SINGAPORE is gearing up to handle a possible onslaught of genetically modified food in the next five years.
A laboratory has been set up by the Agri-Food and Veterinary Authority (AVA) to test such food items and make sure they do not pose any health risks for people here.
Six AVA staff have also been trained to test for food that has been altered, said the local food watchdog's chief executive officer, Dr Ngiam Tong Tau.
He was speaking to The Straits Times after opening the International Conference on Genetically Modified Foods - Prospects, Challenges and Safety at the Mandarin Hotel yesterday.
The laboratory, which was set up last year at its public health laboratory in Jurong, will be relocated to its new Lim Chu Kang public health centre soon.
Genetically-modified (GM) food is from plants or animals that have been injected with special genes to give them certain properties.
In 2001, more than 52 million ha of such soya bean, corn, cotton and canola oil were grown in 13 countries.

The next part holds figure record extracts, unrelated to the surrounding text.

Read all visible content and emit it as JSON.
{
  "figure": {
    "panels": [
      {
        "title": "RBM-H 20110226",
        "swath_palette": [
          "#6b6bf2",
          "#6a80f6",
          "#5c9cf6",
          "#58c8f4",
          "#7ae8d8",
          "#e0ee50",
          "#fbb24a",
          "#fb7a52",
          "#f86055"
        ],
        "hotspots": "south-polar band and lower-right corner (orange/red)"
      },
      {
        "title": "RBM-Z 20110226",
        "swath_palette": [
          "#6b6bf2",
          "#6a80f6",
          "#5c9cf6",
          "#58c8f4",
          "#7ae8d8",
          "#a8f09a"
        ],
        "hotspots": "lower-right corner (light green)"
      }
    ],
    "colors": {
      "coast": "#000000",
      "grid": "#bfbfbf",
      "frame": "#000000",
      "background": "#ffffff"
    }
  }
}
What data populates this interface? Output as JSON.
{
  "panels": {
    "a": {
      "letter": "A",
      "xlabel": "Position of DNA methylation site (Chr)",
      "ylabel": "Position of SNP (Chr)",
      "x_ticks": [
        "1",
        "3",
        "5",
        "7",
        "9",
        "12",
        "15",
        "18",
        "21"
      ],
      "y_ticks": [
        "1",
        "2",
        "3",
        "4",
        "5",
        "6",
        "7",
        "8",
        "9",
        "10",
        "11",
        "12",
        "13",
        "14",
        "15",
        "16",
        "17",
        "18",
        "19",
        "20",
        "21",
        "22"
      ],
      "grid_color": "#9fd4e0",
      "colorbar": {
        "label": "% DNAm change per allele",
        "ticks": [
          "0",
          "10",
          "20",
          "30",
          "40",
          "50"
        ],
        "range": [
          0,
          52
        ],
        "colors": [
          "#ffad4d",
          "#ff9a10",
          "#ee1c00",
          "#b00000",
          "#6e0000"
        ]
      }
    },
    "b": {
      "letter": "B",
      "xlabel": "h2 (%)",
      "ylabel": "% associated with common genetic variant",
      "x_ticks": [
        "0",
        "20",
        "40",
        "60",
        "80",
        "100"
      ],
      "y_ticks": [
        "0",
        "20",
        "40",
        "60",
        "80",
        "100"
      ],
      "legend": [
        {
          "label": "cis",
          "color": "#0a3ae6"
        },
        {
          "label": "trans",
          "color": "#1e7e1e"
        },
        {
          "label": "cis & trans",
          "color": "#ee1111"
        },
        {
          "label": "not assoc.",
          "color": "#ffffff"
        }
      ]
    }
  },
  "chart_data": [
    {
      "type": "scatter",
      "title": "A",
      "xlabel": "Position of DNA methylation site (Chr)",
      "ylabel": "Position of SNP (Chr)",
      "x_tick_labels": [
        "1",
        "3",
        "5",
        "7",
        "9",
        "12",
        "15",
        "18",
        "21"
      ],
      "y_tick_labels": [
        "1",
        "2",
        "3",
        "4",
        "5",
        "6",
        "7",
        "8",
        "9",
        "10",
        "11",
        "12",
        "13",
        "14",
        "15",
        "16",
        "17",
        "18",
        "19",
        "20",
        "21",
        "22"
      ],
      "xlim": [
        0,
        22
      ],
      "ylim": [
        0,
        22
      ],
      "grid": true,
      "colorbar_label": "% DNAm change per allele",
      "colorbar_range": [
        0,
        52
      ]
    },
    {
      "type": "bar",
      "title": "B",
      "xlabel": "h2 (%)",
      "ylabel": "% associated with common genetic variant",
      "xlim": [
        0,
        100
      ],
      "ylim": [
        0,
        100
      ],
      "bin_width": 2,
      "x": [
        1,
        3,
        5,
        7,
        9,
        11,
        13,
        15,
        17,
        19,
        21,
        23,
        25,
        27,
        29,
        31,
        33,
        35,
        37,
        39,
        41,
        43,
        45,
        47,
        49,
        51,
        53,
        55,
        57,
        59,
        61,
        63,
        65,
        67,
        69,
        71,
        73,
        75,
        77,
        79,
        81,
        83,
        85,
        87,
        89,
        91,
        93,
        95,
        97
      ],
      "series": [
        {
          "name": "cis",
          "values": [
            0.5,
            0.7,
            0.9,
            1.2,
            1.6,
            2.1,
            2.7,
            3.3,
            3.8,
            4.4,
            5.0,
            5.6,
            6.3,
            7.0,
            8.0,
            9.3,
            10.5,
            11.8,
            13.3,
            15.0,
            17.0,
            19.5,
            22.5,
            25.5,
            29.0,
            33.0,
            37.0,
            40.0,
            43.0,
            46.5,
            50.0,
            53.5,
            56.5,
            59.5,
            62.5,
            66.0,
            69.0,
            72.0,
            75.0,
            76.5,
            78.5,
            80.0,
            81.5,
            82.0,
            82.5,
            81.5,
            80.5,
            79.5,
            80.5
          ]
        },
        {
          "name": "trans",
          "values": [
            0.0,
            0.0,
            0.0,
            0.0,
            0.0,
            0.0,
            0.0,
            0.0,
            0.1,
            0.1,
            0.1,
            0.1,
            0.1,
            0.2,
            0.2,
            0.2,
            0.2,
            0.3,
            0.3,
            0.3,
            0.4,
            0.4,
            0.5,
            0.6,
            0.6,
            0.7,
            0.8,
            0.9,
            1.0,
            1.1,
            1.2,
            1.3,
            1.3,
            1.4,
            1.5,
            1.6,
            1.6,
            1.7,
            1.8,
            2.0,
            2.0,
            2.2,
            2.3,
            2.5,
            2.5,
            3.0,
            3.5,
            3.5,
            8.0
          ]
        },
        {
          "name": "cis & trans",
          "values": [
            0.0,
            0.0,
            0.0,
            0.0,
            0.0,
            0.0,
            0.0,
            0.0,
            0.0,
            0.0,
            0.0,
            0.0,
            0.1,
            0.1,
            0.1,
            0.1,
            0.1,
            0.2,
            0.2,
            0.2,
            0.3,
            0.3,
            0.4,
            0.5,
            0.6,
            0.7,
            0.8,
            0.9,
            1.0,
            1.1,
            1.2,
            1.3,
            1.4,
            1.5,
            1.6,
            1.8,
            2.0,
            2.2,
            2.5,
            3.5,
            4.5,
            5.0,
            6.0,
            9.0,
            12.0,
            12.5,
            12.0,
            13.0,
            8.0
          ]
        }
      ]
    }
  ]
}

About half of the soya and a third of the corn sold here is genetically modified, but they have all been tested stringently before hitting the shelves.
Dr Ngiam said that so far, the AVA has not rejected any GM product, but caution is still needed for future ones.

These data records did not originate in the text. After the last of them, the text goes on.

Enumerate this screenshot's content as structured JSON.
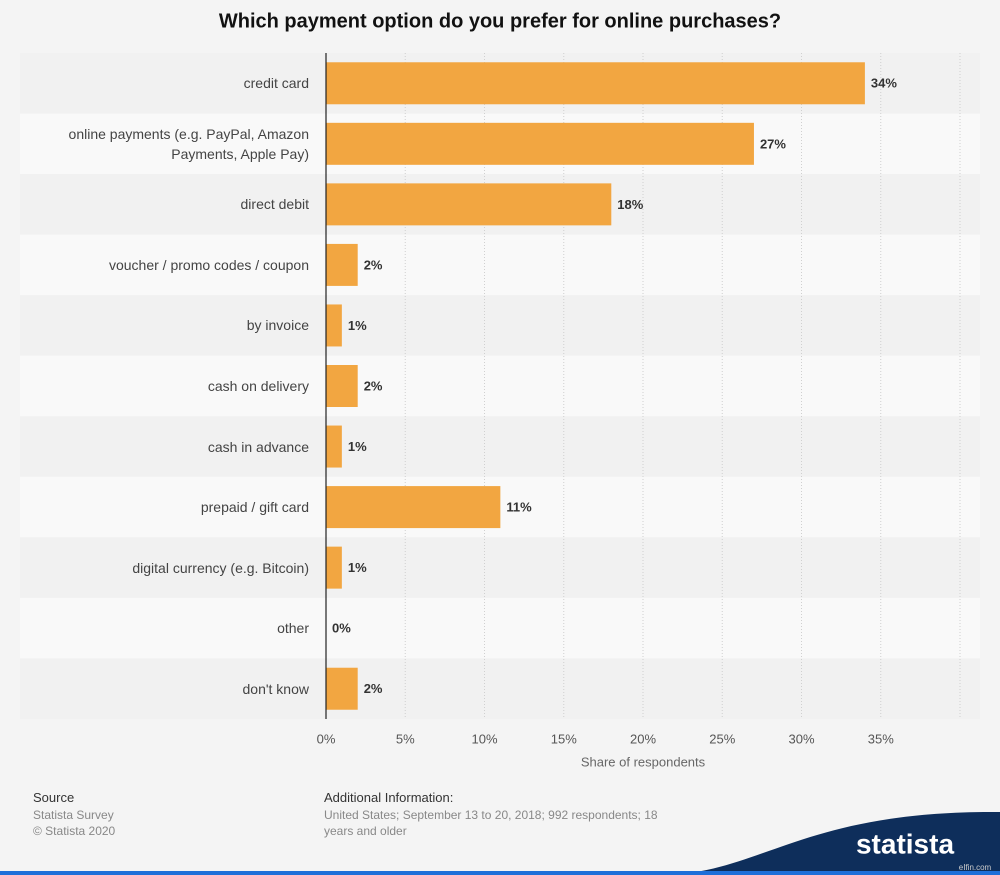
{
  "chart_data": {
    "type": "bar",
    "orientation": "horizontal",
    "title": "Which payment option do you prefer for online purchases?",
    "categories": [
      "credit card",
      "online payments (e.g. PayPal, Amazon Payments, Apple Pay)",
      "direct debit",
      "voucher / promo codes / coupon",
      "by invoice",
      "cash on delivery",
      "cash in advance",
      "prepaid / gift card",
      "digital currency (e.g. Bitcoin)",
      "other",
      "don't know"
    ],
    "values": [
      34,
      27,
      18,
      2,
      1,
      2,
      1,
      11,
      1,
      0,
      2
    ],
    "value_labels": [
      "34%",
      "27%",
      "18%",
      "2%",
      "1%",
      "2%",
      "1%",
      "11%",
      "1%",
      "0%",
      "2%"
    ],
    "color": "#f2a641",
    "xlim": [
      0,
      40
    ],
    "xticks": [
      {
        "value": 0,
        "label": "0%"
      },
      {
        "value": 5,
        "label": "5%"
      },
      {
        "value": 10,
        "label": "10%"
      },
      {
        "value": 15,
        "label": "15%"
      },
      {
        "value": 20,
        "label": "20%"
      },
      {
        "value": 25,
        "label": "25%"
      },
      {
        "value": 30,
        "label": "30%"
      },
      {
        "value": 35,
        "label": "35%"
      }
    ],
    "xlabel": "Share of respondents",
    "grid": true
  },
  "footer": {
    "source_title": "Source",
    "source_lines": [
      "Statista Survey",
      "© Statista 2020"
    ],
    "info_title": "Additional Information:",
    "info_text": "United States; September 13 to 20, 2018; 992 respondents; 18 years and older",
    "logo": "statista",
    "watermark": "eIfin.com"
  }
}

He said: 'If they came in through normal procedure, then they would be safe. But sometimes food producers may not tell you the food being sold has been modified genetically.'
On whether Singapore would label these foods, Dr Ngiam reiterated the Government's stand that it would wait for the Codex Alimentarius' decision.
This is an international committee sanctioned by the World Health Organisation and the United Nations' Food and Agriculture Organisation.
The group is expected to come up with biosafety protocols for the world by the middle of the year, but a decision on labelling will be taken later.
If it decides that labelling is not needed, Singapore, because of its small size, would find it difficult to insist that sellers and importers do so.
Labelling on its own would cost the Republic millions and food would cost more.